Cet Occident chrétien ne renonça  jamais à  «  son Orient syrien », comme il ne cessa  jamais de se  donner sur le  Bilad ash  Cham, des  droits  de regard, d’intervention et d’ingérence  : des « droits séculaires (!)  qu’il justifia, comme par le passé, par  l’appartenance à la chrétienté.  Il s’y ajouta après-guerre, la repentance à sa complicité au régime nazi dont les Palestiniens font les frais ! C’est encore le cas  aujourd’hui  de beaucoup  de prises de position des ex-puissances mandataires  dont la française  !Il n’est pas si loin le temps où  De Gaulle, alors simple chef de bataillon, justifiait notre rôle  dans ces « Etats du Levant »  par «  notre  rôle historique dans ces pays » !

Les Syriens , y compris  les plus humbles, ne cessent de s’étonner  de l’intérêt persistant de l’Occident  pour leur pays. Ils s’en inquiètent au point de suivre  avec angoisse   la vie politique à Washington ou  à  Paris , sachant d’expérience et avec raison que cela aura des conséquences inévitables sur  le cours de leur vie.

Une multiplicité de  minorités ethniques et religieuses

Parallèlement à la  région côtière, la montagne s’élève entaillée  de vallées profondes. Grâce à  son  relief escarpé, elle fit ,de tous temps,obstacle aux envahisseurs et servit de refuge  à des minorités ethniques ou religieuses menacées: Ismaéliens, Druze, Chrétiens et Alaouites .

Ces reliefs ,comme ceux de la Syrie du sud, assurèrent la permanence de croyances, cultures, langues -dont l’araméen-  et des modes de vie originaux toujours bien vivants.

Multiconfessionnels 

Les Syriens  sont un creuset de confessions : chrétienne, relevant de  Byzance ou de Rome, grecs  orthodoxes,  catholiques, syriaques,assyriens,nestoriens ;  une   forte  composante musulmane,  majoritairement sunnite  et une minorité chiite  également de plusieurs branches.
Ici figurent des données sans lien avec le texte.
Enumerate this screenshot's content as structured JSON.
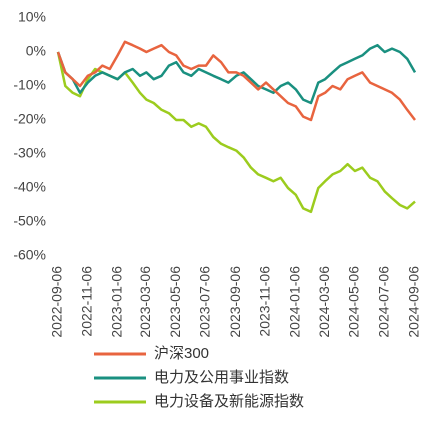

Jusqu’à ces derniers  temps, la coexistence en Syrie de toutes ces confessions et minorités semble remarquable.  Même si l’équilibre  peut paraître  fragile et  superficiel,  il semble  tenir bon en dépit des tentatives de déstabilisation  par les ingérences extérieures occidentales  et  régionales dont les pays du Golfe pétroliers et gaziers.   Tous,  étrangers à la Syrie,  n’acceptent guère que ce petit pays  et qu’un Orient   ne soint pas  taillés à leurs  mesures et mis au service  de leurs propres  intérêts.

Diviser les communautés de la région,   les opposer pour mieux régner et fragiliser cette aire  était déjà la politique des  Mandats ! L’esprit  en perdure  avec d’autres stratégies  et des acteurs  mieux équipés.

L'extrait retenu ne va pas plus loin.